The greater concern is that other nations, including those that do not currently possess nuclear weapons, could establish reprocessing facilities and use them to create bombs. That was the worry emphasized by 29 nonproliferation experts and environmental advocates in an open letter to President Joe Biden last year, objecting to a proposed pilot reprocessing plant in the U.S. “If such a facility were constructed in the United States, it would legitimize the building of reprocessing plants in other countries, thereby increasing risks of proliferation and nuclear terrorism,” the signatories wrote. 

A crucial question is whether different reprocessing techniques can reduce the risks. Oklo is planning to use a technique called pyroprocessing, which was developed at Argonne National Laboratory, in Illinois, in the 1980s and 1990s, with the specific intention of reducing the proliferation risk. Instead of isolating pure plutonium, this process keeps it mixed up with some of the other heavy elements. “It’s messy, dirty stuff,” DeWitte told me. To turn it into a weapon, he said, “You would have to have a whole separate reprocessing facility.” Oklo has received several multimillion-dollar grants from the Department of Energy to refine the technology and has been working with Idaho National Laboratory to do so. In December 2022, the company embarked on the initial stages of applying for a Nuclear Regulatory Commission (NRC) license for a commercial recycling facility at the Idaho laboratory. Meanwhile, Curio, headquartered in Washington, D.C., has patented a process called NuCycle, which it claims will be proliferation-resistant as well. The company’s president and CEO, Edward McGinness, came from a high-level government career that focused in part on nuclear security.    

There is debate over how much pyroprocessing actually mitigates the risk. The finished product is still closer to weapons-usable than spent fuel that has not been reprocessed. According to a report from the Idaho National Laboratory that was submitted to the NRC in December 2023, the technique “holds significant promise,” but “there are still significant challenges associated with pyroprocessing[.]” Other approaches, such as Curio’s, also sound promising — but their novelty makes them difficult to evaluate. 

Several experts I spoke with were so vehemently against reprocessing that they thought even discussing it was counterproductive. Others were loath to dismiss it. After all, they say, the impulse behind reprocessing nuclear waste — to maximize use of resources and minimize the need for mining — is sound. “Having a renewed conversation around what reprocessing means and what are the potential benefits and challenges associated with it is a good thing,” said White, of the Nuclear Innovation Alliance. 

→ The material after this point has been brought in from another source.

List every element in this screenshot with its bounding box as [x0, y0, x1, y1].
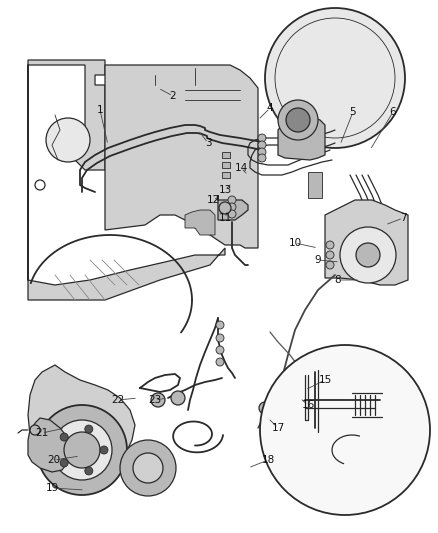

In some ways, this debate echoes arguments about nuclear power in general: Some say it’s inherently too risky to pursue, while others say new technological developments will minimize those risks. One might assume that opposition to recycling correlates with opposition to nuclear power itself. But that is not always the case. Several critics I spoke with, including Matzkin-Bridger, support nuclear as a low-carbon energy source. In fact, he believes that pursuing reprocessing — with its steep costs and potential hazards — could inhibit the success of a nuclear revival. 

At the very least, it’s clear that a “Let’s just recycle it!” attitude is overly simplistic. David Victor, a professor at the University of California, San Diego and codirector of the school’s Deep Decarbonization Initiative — and a strong supporter of nuclear — doesn’t completely write off the possibility of recycling. But he worries that the prospect has become a “shiny object” that people trot out to suggest that the waste problem is going to solve itself. If it happens, he told me, “It has to happen as part of a larger strategy that deals with spent fuel and that deals with nonproliferation.”